Mass-shooting events pose a significant challenge to public safety, generating large volumes of unstructured textual data that hinder effective investigations and the formulation of public policy. Despite the urgency, few prior studies have effectively automated the extraction of key information from these events to support legal and investigative efforts. This paper presented the first dataset designed for knowledge acquisition on mass-shooting events through the application of named entity recognition (NER) techniques. It focuses on identifying key entities such as offenders, victims, locations, and criminal instruments, that are vital for legal and investigative purposes. The NER process is powered by Large Language Models (LLMs) using few-shot prompting, facilitating the efficient extraction and organization of critical information from diverse sources, including news articles, police reports, and social media. Experimental results on real-world mass-shooting corpora demonstrate that GPT-4o is the most effective model for mass-shooting NER, achieving the highest Micro Precision, Micro Recall, and Micro F1-scores. Meanwhile, o1-mini delivers competitive performance, making it a resource-efficient alternative for less complex NER tasks. It is also observed that increasing the shot count enhances the performance of all models, but the gains are more substantial for GPT-4o and o1-mini, highlighting their superior adaptability to few-shot learning scenarios.

Paper Structure

This paper contains 15 sections, 4 figures, 3 tables.

Table of Contents

  1. Introduction
  2. Task Definition
  3. Data Collection and Annotation
  4. Data Collection and Preparation
  5. Data Annotation
  6. LLMs and Prompt Engineering
  7. LLMs
  8. Prompt Engineering
  9. Experiments
  10. Evaluation Metrics
  11. Experimental Results and Discussions
  12. Related Work
  13. AI-Driven Justice
  14. LLM-Based NER
  15. Conclusion and Future Work

Figures (4)

  • Figure 1: An example of NER on a mass-shooting event for knowledge acquisition.
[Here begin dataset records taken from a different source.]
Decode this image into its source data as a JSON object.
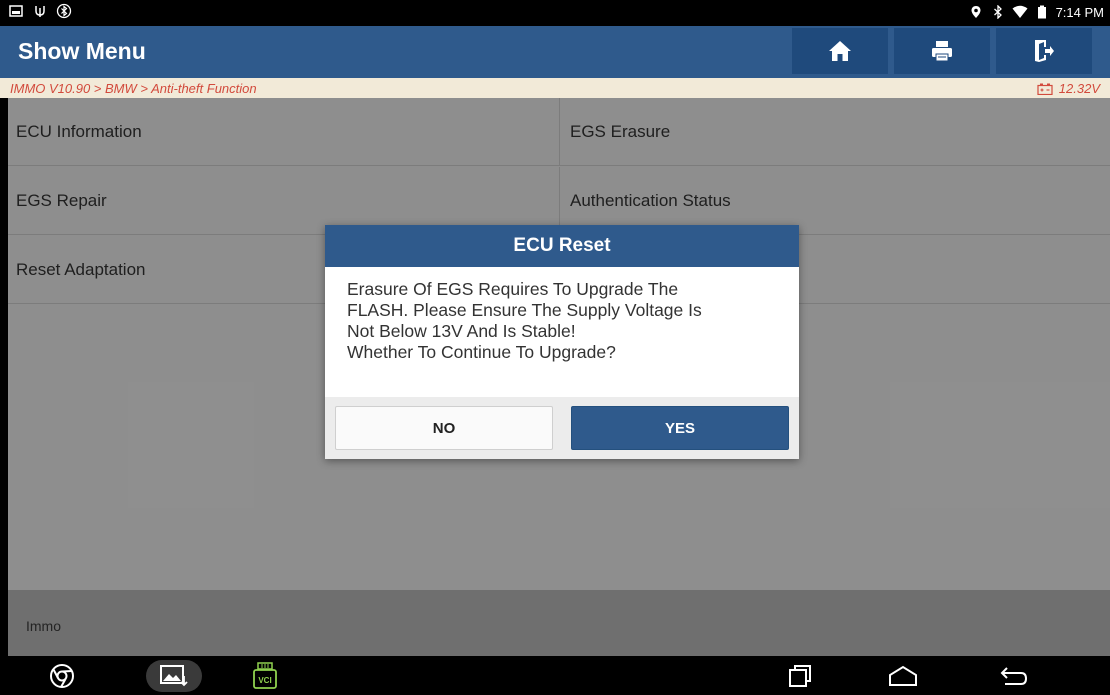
{
  "status_bar": {
    "time": "7:14 PM"
  },
  "title_bar": {
    "title": "Show Menu"
  },
  "breadcrumb": {
    "path": "IMMO V10.90 > BMW > Anti-theft Function",
    "voltage": "12.32V"
  },
  "menu": {
    "items": [
      {
        "label": "ECU Information"
      },
      {
        "label": "EGS Erasure"
      },
      {
        "label": "EGS Repair"
      },
      {
        "label": "Authentication Status"
      },
      {
        "label": "Reset Adaptation"
      }
    ]
  },
  "footer": {
    "label": "Immo"
  },
  "dialog": {
    "title": "ECU Reset",
    "message": "Erasure Of EGS Requires To Upgrade The\nFLASH. Please Ensure The Supply Voltage Is\nNot Below 13V And Is Stable!\nWhether To Continue To Upgrade?",
    "no_label": "NO",
    "yes_label": "YES"
  },
  "nav_bar": {
    "vci_label": "VCI"
  },
  "colors": {
    "primary_blue": "#2f5a8c",
    "breadcrumb_text": "#d24a3c",
    "breadcrumb_bg": "#f2ead8"
  }
}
It includes various types of named entities including Offender Name (ON), Offender Age (OA), Criminal Instrument (CI), Actions, Type of Premises Entered (TPE), Incident Date (I-Date), Incident Hour (I-Hour), Number of Deaths (ND), Agency Information (AI), Motivation, Shooter Suicidality (SS).
  • Figure 2: Distributions of named entities involved in mass-shooting events.
  • Figure 3: Prompt schema of NER on mass-shooting events.
  • Figure 4: Performance comparison regarding F1-score across different types of named entities with 14 shots.